Although in 2007 Zagreb City Museum celebrated the centennial of its work, the archaeological collection is of a more recent date and was founded in 1993, when the museum for the first time employed an archaeologist. Because of the major archaeological investigations (1989-1995) during the reconstruction of the main building of the museum (previously the convent of the Order of Poor Clares) and the production of the new permanent display, as well as because of the ever-increasing needs for archaeological investigations in the old city centre, in 1997 the museum created a position for a second archaeologist. This created the premises for the division of the collection into a prehistoric and a medieval collection, within which it was possible to classify almost all of the archaeological holdings of the museum.
Because of the vigorous programme of excavations that the museum conducts in the city and surrounds, and the large quantity of newly found material, the founding of a new collection (for example, numismatic or modern) is actively under consideration.
The prehistoric collection of Zagreb City Museum contains finds that were acquired by gifts, reconnoitring and excavations. Most of the finds were acquired in the last score of years, when the research was stepped up. Prehistoric finds that are kept in the ZCM and were found by expertly run excavations can be considered in three groups.
The first group consists of finds collected during investigation of the site of the Zagreb City Museum itself, i.e. the Poor Clares’ Convent.
Although it had earlier been thought, and indeed, finds in the suburb had indicated, that in prehistory Gradec was an important settlement, these finds for the first time gave a glimpse of the size and importance of Zagreb’s Gradec in the first millennium BC.
The abundance of finds and the quality of workmanship of Late Bronze Age and Iron Age potters and founders show the high quality of life on Gradec hill.
The second group is constituted by finds collected in rescue excavations at various locations, particularly in the Upper Town of Zagreb (St Mark’s Square, Grič, Demetrova 7 and so on), which just filled in our knowledge of prehistoric Gradec, both culturally and temporally. It was established that the Gradec plateau was inhabited in its entirety from the end of the second millennium BC. Undoubtedly, this Gradec was then a large regional centre, which played an important and very likely a dominant role in the formation of the cultural identity of the whole area.

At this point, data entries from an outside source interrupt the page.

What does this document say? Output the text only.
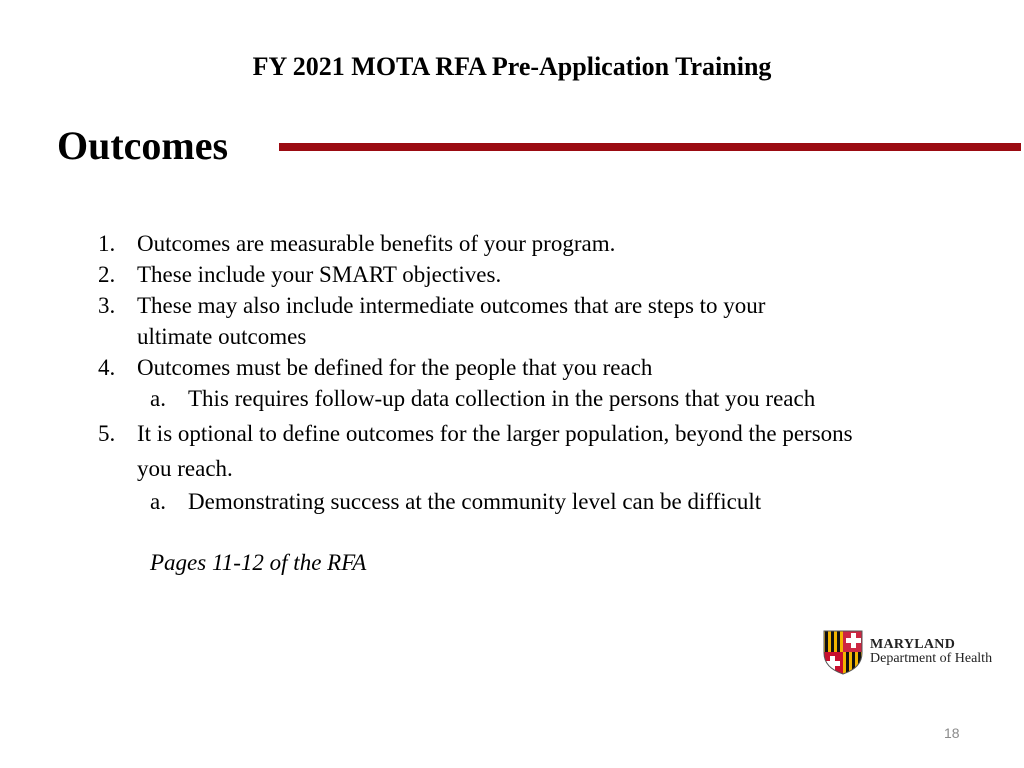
FY 2021 MOTA RFA Pre-Application Training
Outcomes
1. Outcomes are measurable benefits of your program.
2. These include your SMART objectives.
3. These may also include intermediate outcomes that are steps to your ultimate outcomes
4. Outcomes must be defined for the people that you reach
a. This requires follow-up data collection in the persons that you reach
5. It is optional to define outcomes for the larger population, beyond the persons you reach.
a. Demonstrating success at the community level can be difficult
Pages 11-12 of the RFA
MARYLAND
Department of Health
18
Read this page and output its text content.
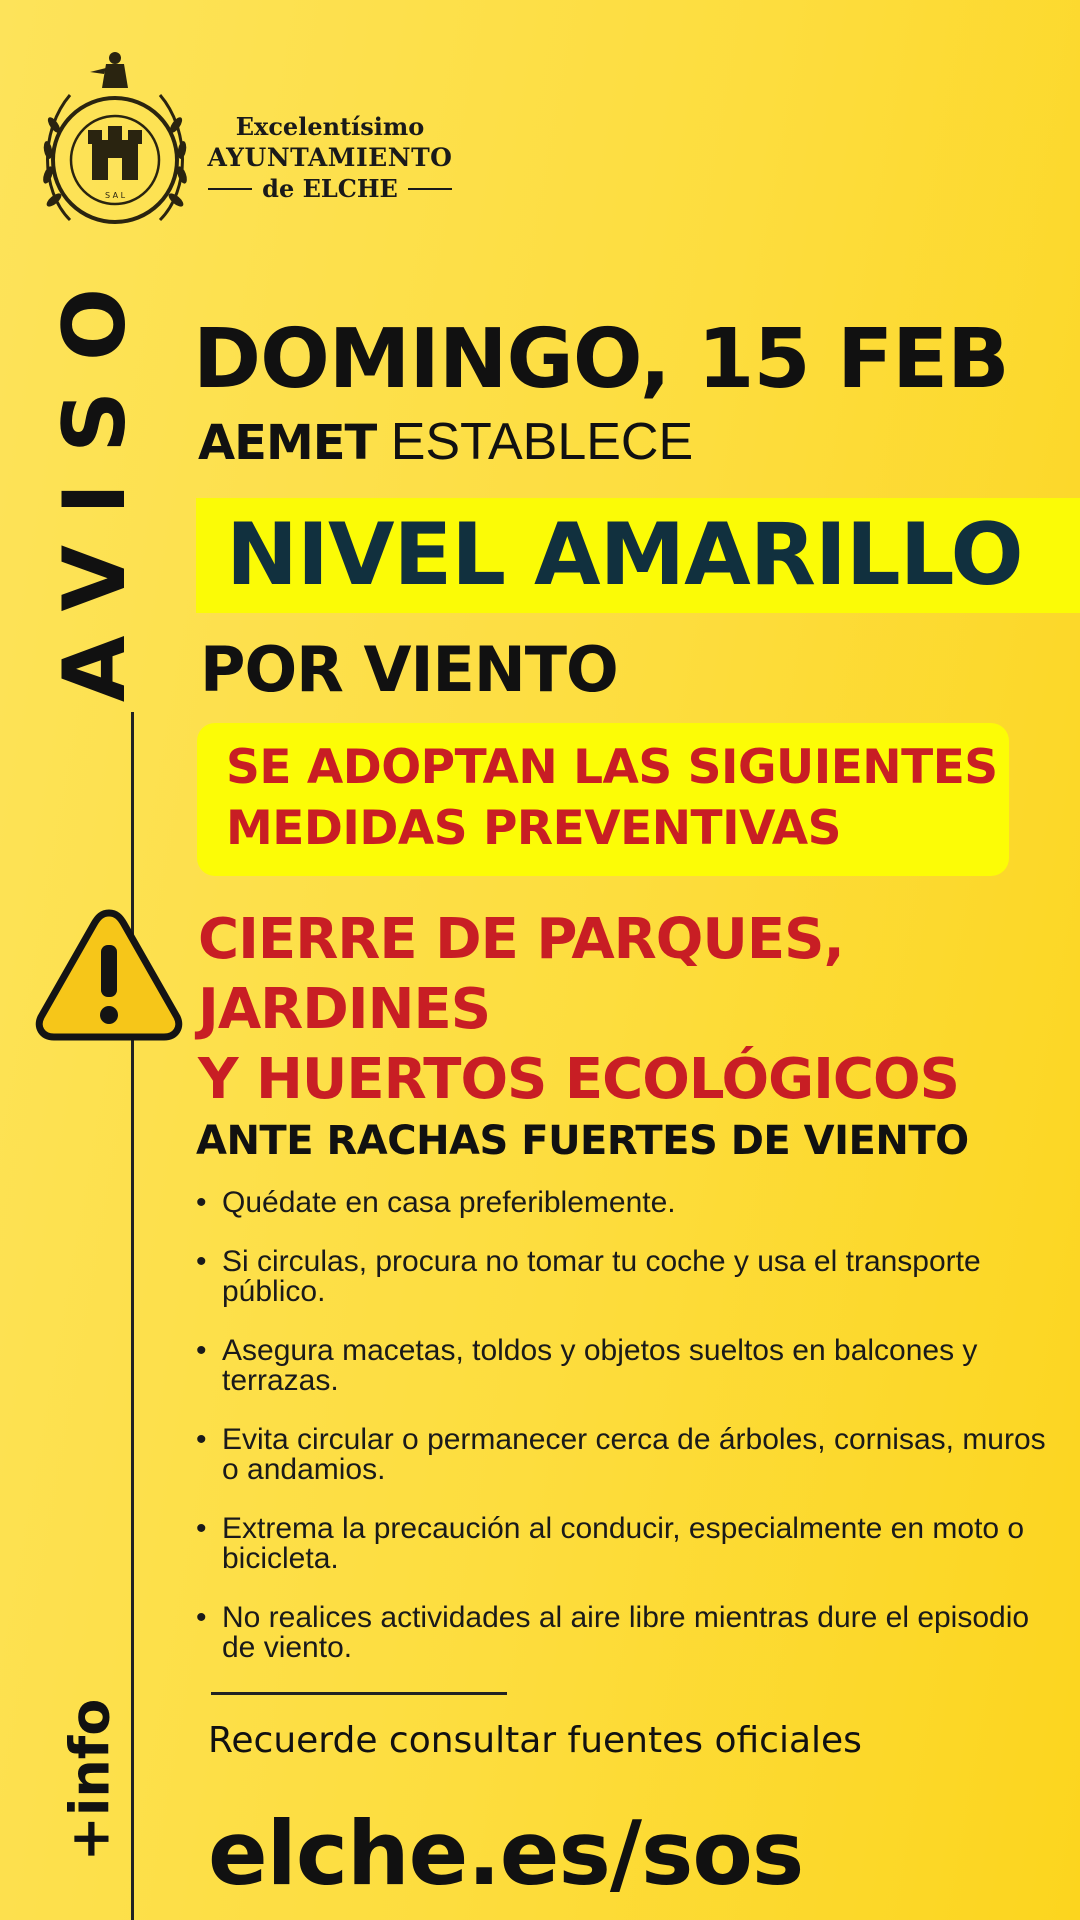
S A L
Excelentísimo
AYUNTAMIENTO
de ELCHE
AVISO
+info
DOMINGO, 15 FEB
AEMET ESTABLECE
NIVEL AMARILLO
POR VIENTO
SE ADOPTAN LAS SIGUIENTES
MEDIDAS PREVENTIVAS
CIERRE DE PARQUES, JARDINES
Y HUERTOS ECOLÓGICOS
ANTE RACHAS FUERTES DE VIENTO
• Quédate en casa preferiblemente.
• Si circulas, procura no tomar tu coche y usa el transporte público.
• Asegura macetas, toldos y objetos sueltos en balcones y terrazas.
• Evita circular o permanecer cerca de árboles, cornisas, muros o andamios.
• Extrema la precaución al conducir, especialmente en moto o bicicleta.
• No realices actividades al aire libre mientras dure el episodio de viento.
Recuerde consultar fuentes oficiales
elche.es/sos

The third group consists of finds excavated at the site called Budinjak in Žumberak, where ZCM has systematically been conducting research since 1993. Budinjak is located in the central part of the Žumberak Hills at a height above sea level of 740 m, some fifty kilometres west of Zagreb. This was a fortified settlement (the hill fort called Židovske kuće) and a tumulus necropolis from the time of the Old Iron Age (Hallstat culture). Broader excavations of this site should explain the manners of interment and give new finds and understandings about Halstatt culture in north west Croatia.
The wealth of finds discovered to date at the necropolis in Budinjak tells of the economic strength of the Old Iron Age population that dwelled in the hill fort at Budinjak. This economic strength is comparable with that of the richest Iron Age finds from the south east Alps. The importance and significance of the finds tell of the importance of investigation of this site for the study of central European prehistory (Halstatt culture).